A Mediamag, on n’est pas coutumier des spectacles d’Opéra, que ce soit en chant ou en danse. Néanmoins, nous avons eu l’opportunité d’assister à la générale de « La Flûte Enchantée », opéra composé par Mozart, interprétée par le Béjart Ballet Lausanne. L’occasion pour nous de découvrir cette œuvre sur scène, en version dansée.

Première surprise, la danse de Béjart est classique mais surtout contemporaine. Les tous premiers pas des danseurs sur scène nous feraient presque oublier qu’on assiste à un ballet. Les costumes sont aussi modernes. Exit les tutus en tulle. Ici, le jeune Papageno ressemble à Peter Pan mais avec un costume bleu. Il y a aussi trois augustes en salopettes.

« La Flûte Enchantée », c’est avant tout une histoire, celle du prince Tamino, que la Reine de la Nuit charge, avec l’aide de l’oiseleur Papageno, de sauver sa fille Pamina retenue prisonnière par Sarastro. Tamino recevra alors une flûte enchantée qui le protègera et Papageno un carillon magique. Comme Hercule doit réaliser ses 12 travaux, ici Tamino en pantalon rouge doit réaliser plusieurs étapes pour délivrer la princesse.

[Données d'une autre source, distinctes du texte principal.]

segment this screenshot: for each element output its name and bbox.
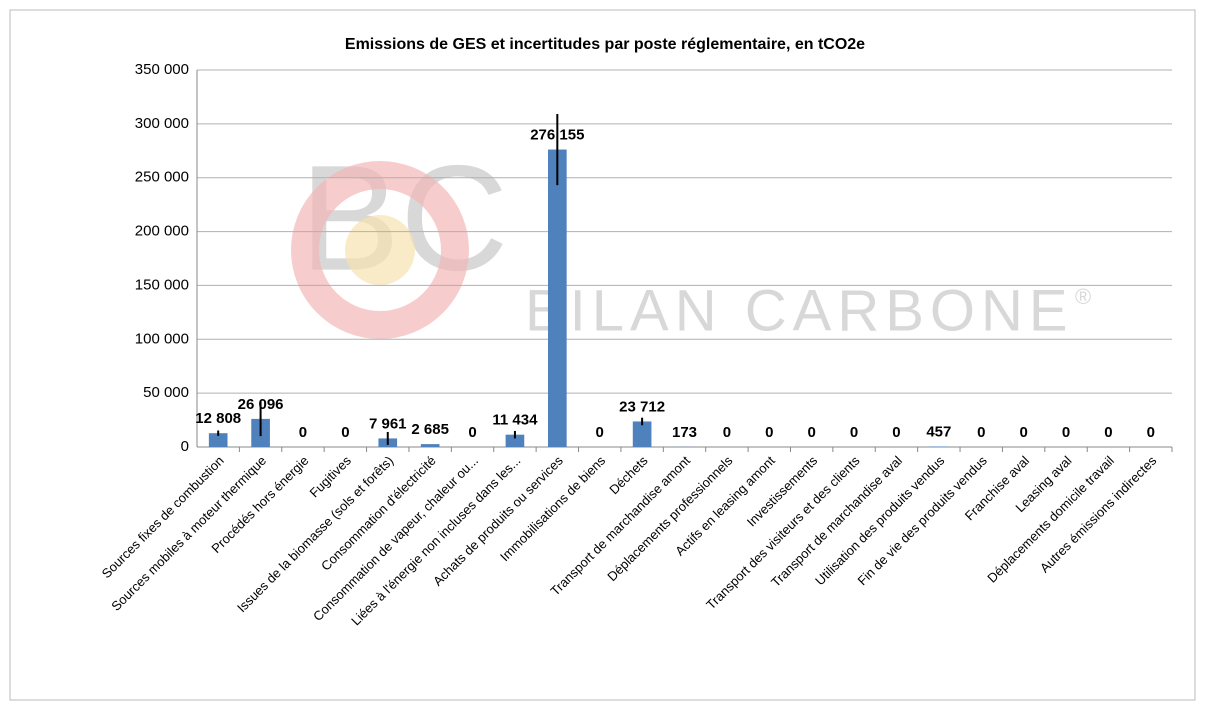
y-tick-label: 150 000 <box>135 276 189 293</box>
watermark: BC <box>300 134 508 302</box>
data-label: 173 <box>672 424 697 441</box>
data-label: 2 685 <box>411 421 449 438</box>
chart-title: Emissions de GES et incertitudes par pos… <box>345 36 865 53</box>
bar <box>632 421 652 447</box>
data-label: 0 <box>723 424 731 441</box>
data-label: 0 <box>1019 424 1027 441</box>
watermark: BILAN CARBONE <box>525 278 1074 343</box>
bar <box>420 444 440 447</box>
data-label: 0 <box>850 424 858 441</box>
data-label: 0 <box>341 424 349 441</box>
y-tick-label: 200 000 <box>135 223 189 240</box>
data-label: 457 <box>926 423 951 440</box>
data-label: 23 712 <box>619 398 665 415</box>
y-tick-label: 300 000 <box>135 115 189 132</box>
watermark: ® <box>1075 284 1091 309</box>
data-label: 26 096 <box>238 396 284 413</box>
data-label: 0 <box>468 424 476 441</box>
chart-border <box>9 9 1196 701</box>
data-label: 12 808 <box>195 410 241 427</box>
watermark-logo <box>345 215 415 285</box>
data-label: 0 <box>299 424 307 441</box>
data-label: 0 <box>1104 424 1112 441</box>
data-label: 0 <box>892 424 900 441</box>
y-tick-label: 250 000 <box>135 169 189 186</box>
data-label: 11 434 <box>492 412 538 429</box>
y-tick-label: 0 <box>181 438 189 455</box>
y-tick-label: 350 000 <box>135 61 189 78</box>
y-tick-label: 50 000 <box>143 384 189 401</box>
data-label: 276 155 <box>530 127 584 144</box>
watermark-logo <box>291 161 469 339</box>
data-label: 0 <box>808 424 816 441</box>
data-label: 7 961 <box>369 415 407 432</box>
data-label: 0 <box>977 424 985 441</box>
data-label: 0 <box>765 424 773 441</box>
bar <box>548 149 567 447</box>
data-label: 0 <box>1147 424 1155 441</box>
bar <box>208 433 228 447</box>
data-label: 0 <box>1062 424 1070 441</box>
bar <box>505 434 525 447</box>
y-tick-label: 100 000 <box>135 330 189 347</box>
data-label: 0 <box>596 424 604 441</box>
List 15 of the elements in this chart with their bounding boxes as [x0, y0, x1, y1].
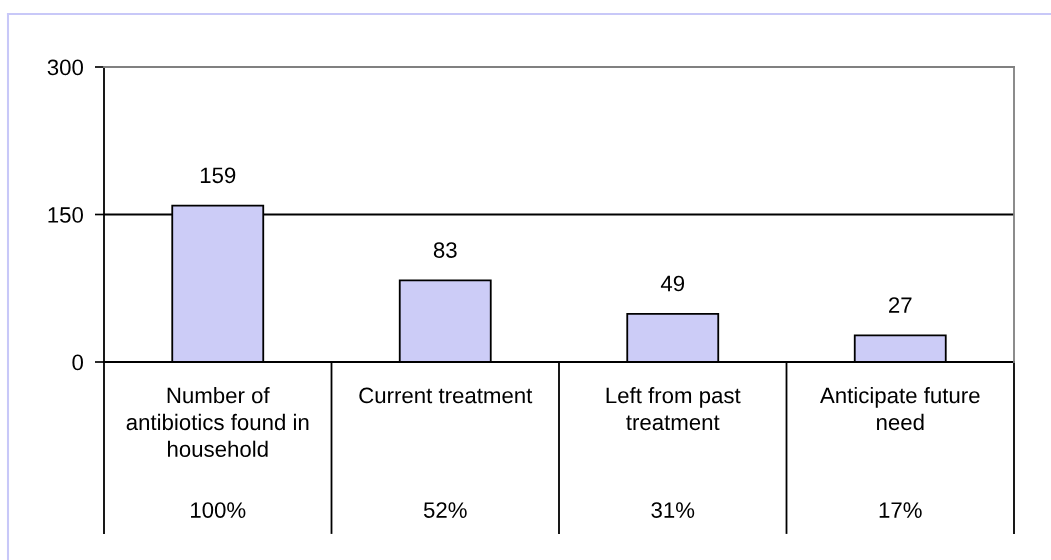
x-tick-label: Current treatment	[359, 387, 533, 404]
text: 52%	[423, 502, 467, 518]
text: 17%	[879, 502, 922, 518]
data-label: 49	[660, 275, 685, 292]
data-label: 27	[889, 297, 912, 313]
y-tick-label: 0	[72, 354, 83, 371]
x-tick-label: Number of antibiotics found in household	[126, 387, 309, 457]
y-tick-label: 150	[48, 207, 83, 223]
x-tick-label: Left from past treatment	[606, 387, 741, 431]
x-tick-label: Anticipate future need	[820, 387, 980, 431]
text: 31%	[651, 502, 695, 518]
data-label: 159	[200, 167, 236, 184]
text: 100%	[191, 502, 246, 518]
y-tick-label: 300	[47, 59, 83, 76]
data-label: 83	[433, 242, 457, 258]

Il ne faut pas oublier que l’œuvre de Mozart est interprétée en allemand. Toutefois, l’un des danseurs joue le rôle du narrateur, prête sa voix aux différents personnages et donne, en français, des éléments qui aident à la compréhension de l’histoire.

Cette interprétation créée par Béjart en 1981 est très marquée par l’utilisation de nombreuses cordes mais aussi de formes triangulaires, et de symboles, comme l’équerre et le compas associés à la Franc-Maçonnerie .

Certes, c’est assez long, près de 2h45. Ici la musique n’est pas jouée en live mais c’est un enregistrement qui est diffusé. Ce qui ne vous empêchera pas de reconnaître le célèbre Air de la Reine de la Nuit interprété par la cantatrice.

Il y a peu de décors, l’éclairage est assez simple : ce qui compte dans cette version c’est la danse, l’interprétation qu’en livrent les 40 artistes présents sur scène.

« La Flûte Enchantée » par le Béjart Ballet Lausanne du 7 au 11 février au Palais des Congrès de Paris. Du mercredi au samedi à 20h30 et le dimanche à 15h.